Without Batman there, the city is protected by Batwoman, aka Kate Kane – as played by Ruby Rose. Rose brings a steeliness to the character, but not without flashes of humanity peeking through. She doesn’t capture the other heroes and interrogate them; she recognizes them as fellow heroes, even if they are annoying her by being in her city.
She even bonds with Supergirl, hinting at a more relaxed core underneath all the layers of toughness she’s developed over the years. With Kara, she’s friendly, and even a bit flirty. There are already layers to the performance, and Rose throws herself into the part with gusto, figuring out how to meld Kate’s hidden humanity and unstoppable drive perfectly within a single episode.
She's also already perfected the classic “Bat glare,” which is on display when we first meet her in the episode. Dries spoke about Rose's performance, saying, “Ruby has a really strong silent presence… her look is powerful, and you don’t want to take your eyes off of her. She kind of just brings so much to the plate, with just standing there and absorbing what the others are talking about.
“One of my favorite moments was when they show up at Wayne Enterprises and they’re all kind of bickering about Batman, and she’s just standing there, waiting for them to figure out this stuff. I didn’t know how working with her would be actually on the day, but that was a fun surprise.”

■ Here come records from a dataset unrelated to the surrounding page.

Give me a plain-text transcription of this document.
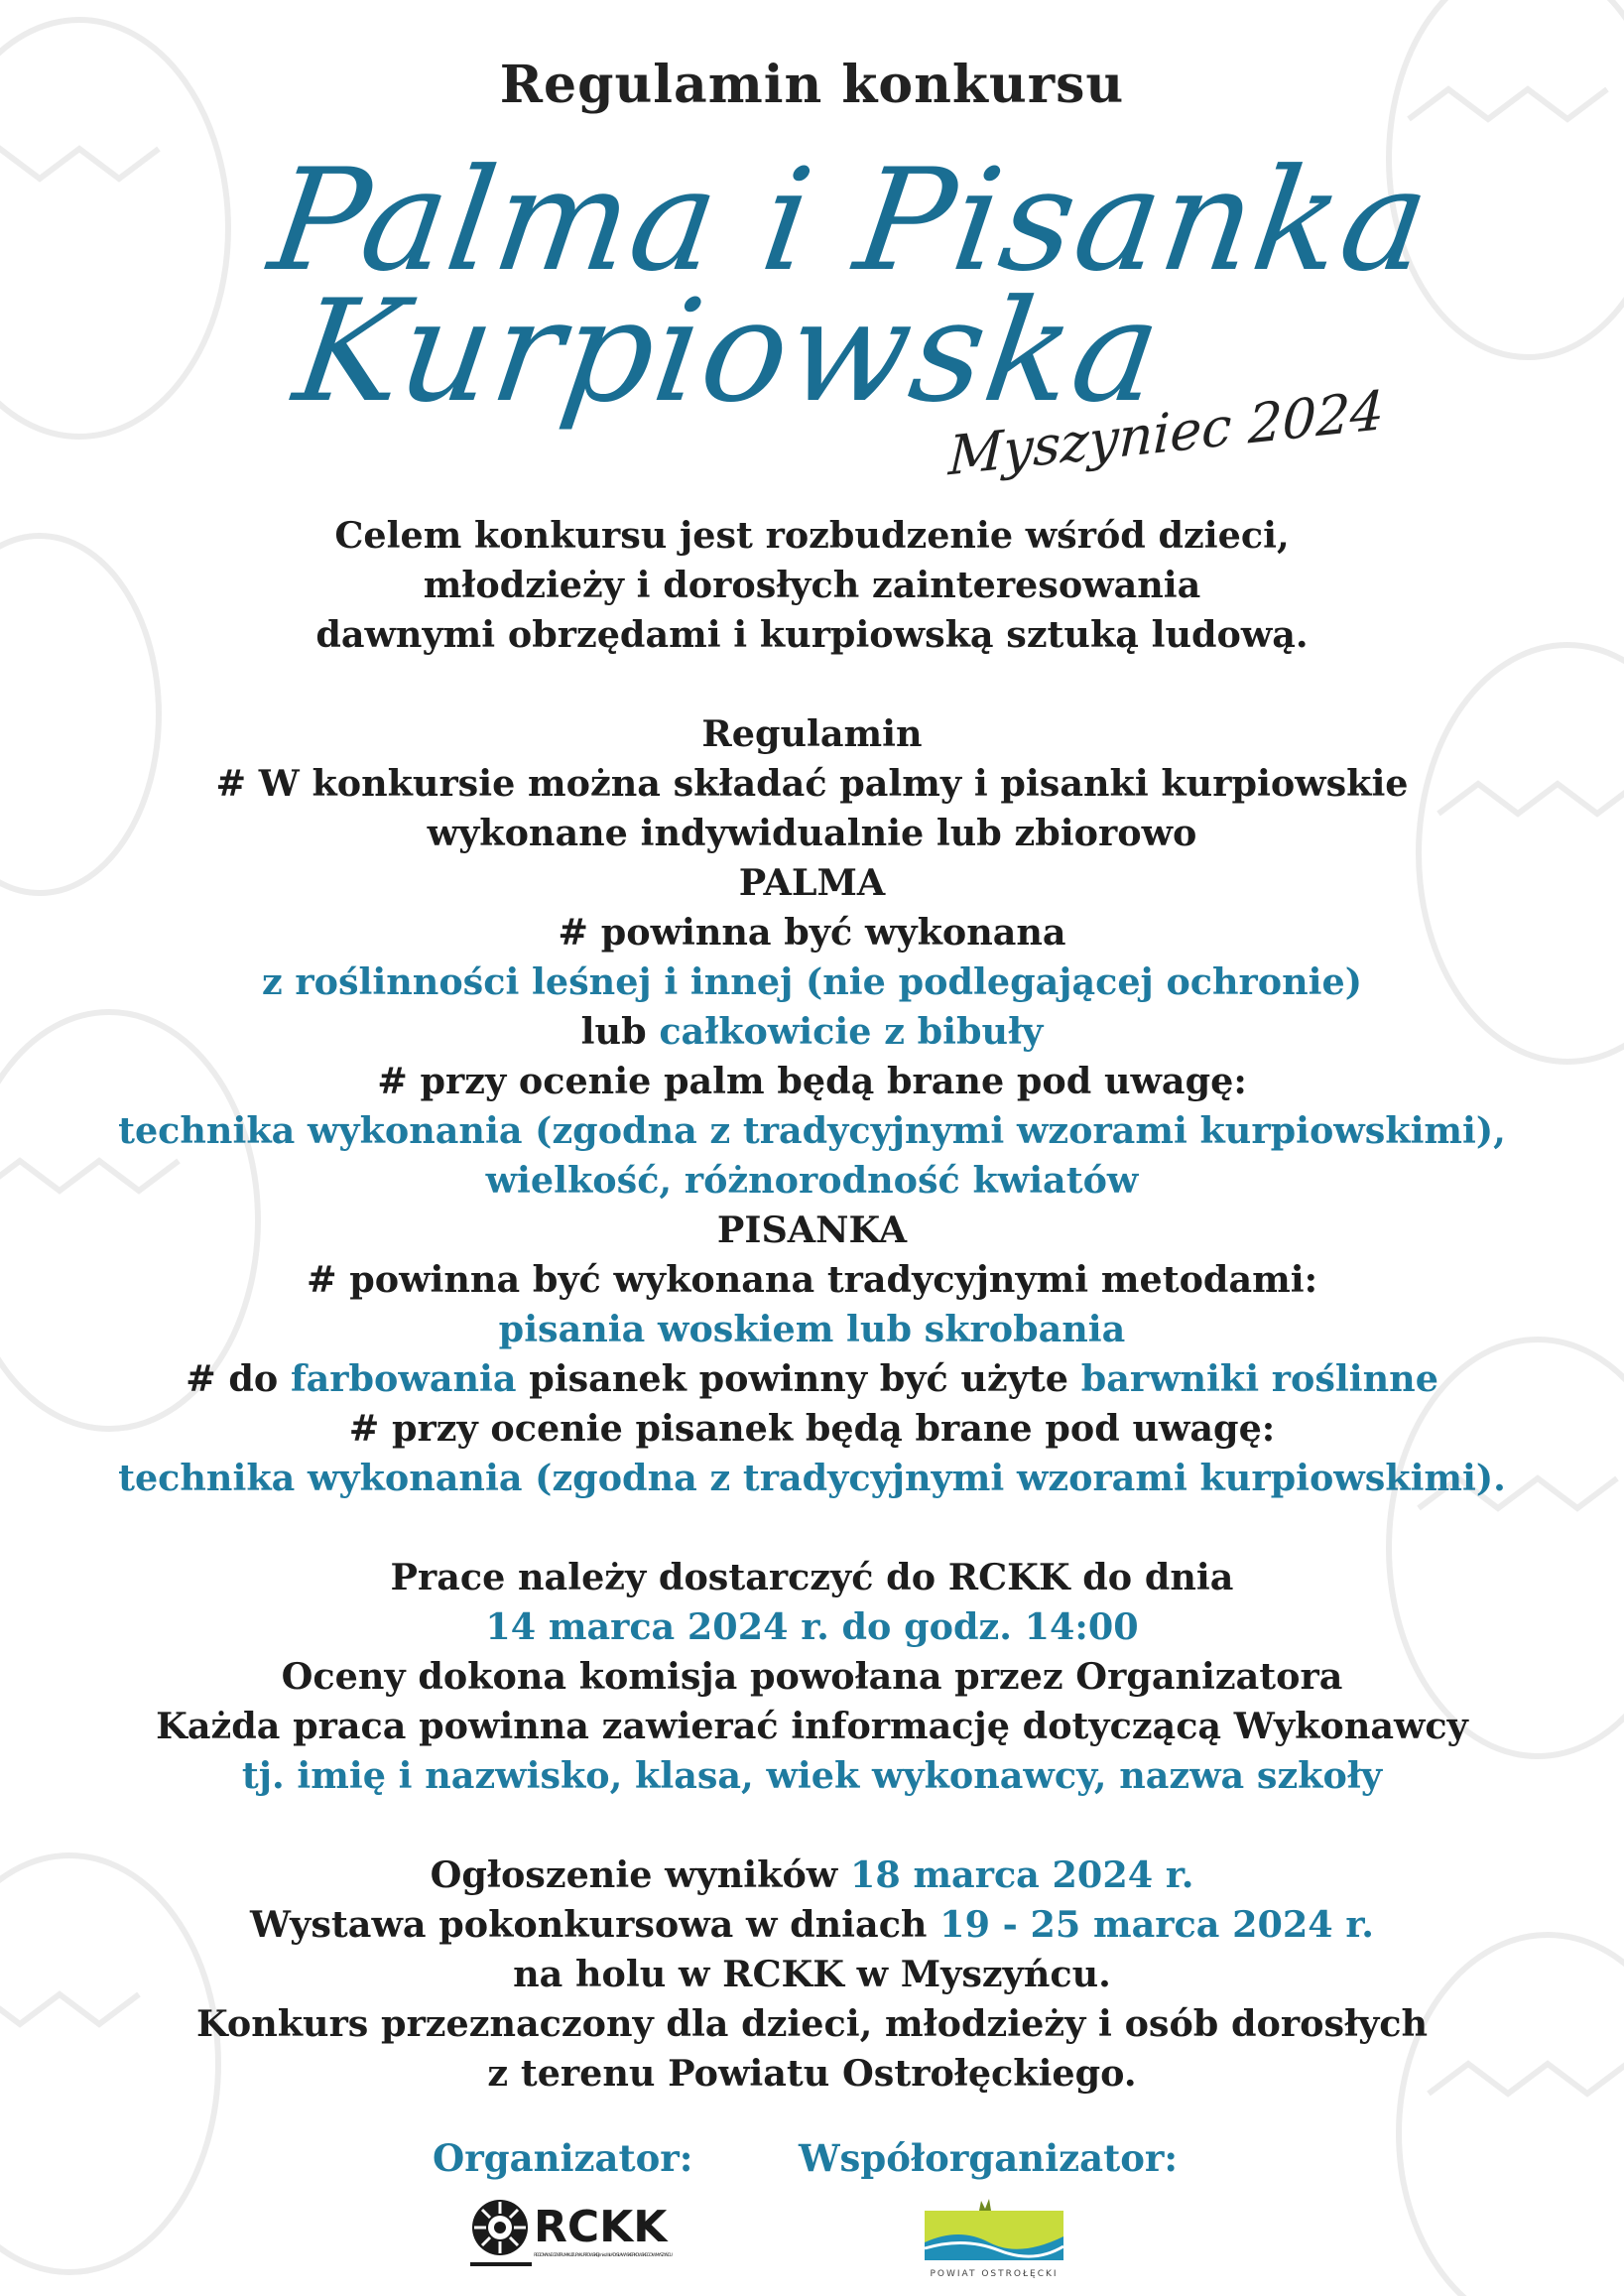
Regulamin konkursu
Palma i Pisanka
Kurpiowska
Myszyniec 2024
Celem konkursu jest rozbudzenie wśród dzieci,
młodzieży i dorosłych zainteresowania
dawnymi obrzędami i kurpiowską sztuką ludową.
Regulamin
# W konkursie można składać palmy i pisanki kurpiowskie
wykonane indywidualnie lub zbiorowo
PALMA
# powinna być wykonana
z roślinności leśnej i innej (nie podlegającej ochronie)
lub całkowicie z bibuły
# przy ocenie palm będą brane pod uwagę:
technika wykonania (zgodna z tradycyjnymi wzorami kurpiowskimi),
wielkość, różnorodność kwiatów
PISANKA
# powinna być wykonana tradycyjnymi metodami:
pisania woskiem lub skrobania
# do farbowania pisanek powinny być użyte barwniki roślinne
# przy ocenie pisanek będą brane pod uwagę:
technika wykonania (zgodna z tradycyjnymi wzorami kurpiowskimi).
Prace należy dostarczyć do RCKK do dnia
14 marca 2024 r. do godz. 14:00
Oceny dokona komisja powołana przez Organizatora
Każda praca powinna zawierać informację dotyczącą Wykonawcy
tj. imię i nazwisko, klasa, wiek wykonawcy, nazwa szkoły
Ogłoszenie wyników 18 marca 2024 r.
Wystawa pokonkursowa w dniach 19 - 25 marca 2024 r.
na holu w RCKK w Myszyńcu.
Konkurs przeznaczony dla dzieci, młodzieży i osób dorosłych
z terenu Powiatu Ostrołęckiego.
Organizator:	Współorganizator:
RCKK
REGIONALNE CENTRUM KULTURY KURPIOWSKIEJ im. ks. WŁADYSŁAWA SKIERKOWSKIEGO W MYSZYŃCU
POWIAT OSTROŁĘCKI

Dries and the other creators had an uphill battle with establishing Batwoman; not only do they need to introduce viewers to Kate Kane as both the person and the super hero, they also had to establish the tone of this version of Gotham City, including the various threats that plague it within and without the halls of Arkham Asylum. What's more, they had to figure out and tease what actually happened to Batman in the Arrowverse, all within a single episode during a crossover.
But everything in this version of Gotham is so immediately defined and lived in, it works. Arkham is filled with the classic Batman rouges gallery, presenting Kate with a wide range of villains to come up against. Her base isn’t Wayne Manor, but instead a run-down Wayne Enterprises building she's committed to repairing, a space that could easily become her HQ going forward. There are hints about some of the allies she might call upon, and even the Bat-Signal (covered in dust and forgotten on a rooftop in Gotham) makes a notable appearance, all adding layers to this version of Gotham.
But at its core, what makes Batwoman work so well, so quickly, is the confidence of the storytelling. “As a group, we really knew who the character was as we were breaking the story,” Dries said. “Our goal was sort of trying to set-up, story-wise, where we could meet her, be kind of intrigued by her, introduce Gotham a little bit. Plant little visual things that are curious and then have people wondering, ‘What is this world that she’s part of?’ We just realized the best story for that would be if our guys just went to Gotham, she helped out with their story, and then shoo-ed them away. We knew who the character was, kinda, going into it, so the question for us was how to make her mysterious.”
Batwoman is scheduled to premiere sometime in 2019. Elseworlds Part Three airs as the next episode of Supergirl, 8 pm EST on Tuesday.